I want a fun and interactive fish. I was thinking of a Flowerhorn until now but I like the Green Terror's coloring so much better. I just haven't heard anyone say the thing about GT's that are said about FH's.


----------



## pugwash (Sep 11, 2006)

GT's are SA cichlids. Ask a mod to get this moved over there.
Do have a soft spot for GT's.

A current thread asking similar (in SA section): http://www.cichlid-forum.com/phpBB/viewtopic.php?t=202016


----------



## oldcatfish (May 27, 2009)

They make good wet pets---especially males, once they put some size on. Watch the tank at your LFS....choose the largest, most outgoing/ belligerent one. It will usually be the most colorful too.

You can keep other "dither" fish with them, if your tank is large enough...and that will help make them even more outgoing. Just choose a non-threatening/ non-territorial species that is too large to be eaten...and fast swimming. Silver Dollars work well.

If you want just a single GT with no other fish---feed very small amounts of food (like 1 pellet)....but very frequently, so your GT learns that it will probably get fed whenever you come by.


----------



## Bkeen (Mar 13, 2009)

oldcatfish said:


> They make good wet pets---especially males, once they put some size on.
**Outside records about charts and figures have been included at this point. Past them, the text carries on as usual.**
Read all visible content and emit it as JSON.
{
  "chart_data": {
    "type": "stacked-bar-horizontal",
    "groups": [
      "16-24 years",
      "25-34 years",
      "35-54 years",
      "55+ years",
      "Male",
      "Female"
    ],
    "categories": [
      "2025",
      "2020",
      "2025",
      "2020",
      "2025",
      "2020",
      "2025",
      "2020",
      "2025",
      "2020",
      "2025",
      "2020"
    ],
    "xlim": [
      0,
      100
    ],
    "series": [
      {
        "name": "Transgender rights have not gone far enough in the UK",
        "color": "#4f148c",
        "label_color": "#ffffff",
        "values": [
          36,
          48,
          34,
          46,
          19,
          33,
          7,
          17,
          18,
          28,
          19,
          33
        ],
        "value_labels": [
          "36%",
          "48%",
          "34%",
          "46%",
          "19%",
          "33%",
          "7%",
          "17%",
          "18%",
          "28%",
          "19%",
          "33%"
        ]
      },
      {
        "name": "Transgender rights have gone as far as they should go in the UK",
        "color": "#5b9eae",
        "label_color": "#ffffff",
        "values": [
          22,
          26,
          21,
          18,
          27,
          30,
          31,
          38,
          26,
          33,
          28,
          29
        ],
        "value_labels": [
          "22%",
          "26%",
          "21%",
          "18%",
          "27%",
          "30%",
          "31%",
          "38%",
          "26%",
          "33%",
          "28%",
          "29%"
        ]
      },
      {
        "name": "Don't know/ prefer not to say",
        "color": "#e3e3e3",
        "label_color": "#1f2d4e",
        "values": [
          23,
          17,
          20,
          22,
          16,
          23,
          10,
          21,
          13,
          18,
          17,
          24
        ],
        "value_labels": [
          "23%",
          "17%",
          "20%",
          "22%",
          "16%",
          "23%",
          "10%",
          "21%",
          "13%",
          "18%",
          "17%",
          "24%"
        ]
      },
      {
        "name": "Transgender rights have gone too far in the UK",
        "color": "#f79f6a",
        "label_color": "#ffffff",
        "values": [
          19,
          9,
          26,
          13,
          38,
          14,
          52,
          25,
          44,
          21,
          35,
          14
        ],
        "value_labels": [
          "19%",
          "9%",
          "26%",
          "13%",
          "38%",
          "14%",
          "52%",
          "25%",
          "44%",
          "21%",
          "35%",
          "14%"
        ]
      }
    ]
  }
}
Watch the tank at your LFS....choose the largest, most outgoing/ belligerent one. It will usually be the most colorful too.
> 
> You can keep other "dither" fish with them, if your tank is large enough...and that will help make them even more outgoing. Just choose a non-threatening/ non-territorial species that is too large to be eaten...and fast swimming. Silver Dollars work well.
> *
> If you want just a single GT with no other fish---feed very small amounts of food (like 1 pellet)....but very frequently, so your GT learns that it will probably get fed whenever you come by.*


Good info for any wet pet. I'm going to try this with my FH.


----------



## Moody Fish (Sep 20, 2009)

Mine was a superb wet pet. He had a 90 with six spotted dollars and he was always out and about. I miss him as he was a colourful fish with great personality. Here is a pic of him.


----------



## chrispyweld (Dec 20, 2005)

loved my GT he was a total glass banger. Really hated my daughter. lol


----------



## Bkeen (Mar 13, 2009)

chrispyweld said:


> loved my GT he was a total glass banger. Really hated my daughter. lol


I've seen lots of glass bangers at locally owned pet stores, but my two (One I still own) were purchased at a chain store and are much more docile.


----------



## gage (Feb 7, 2007)

never seen a high grade flowerhorn eh?

regardless, Gold Saums, as well as Silver, make very good wet pets.


----------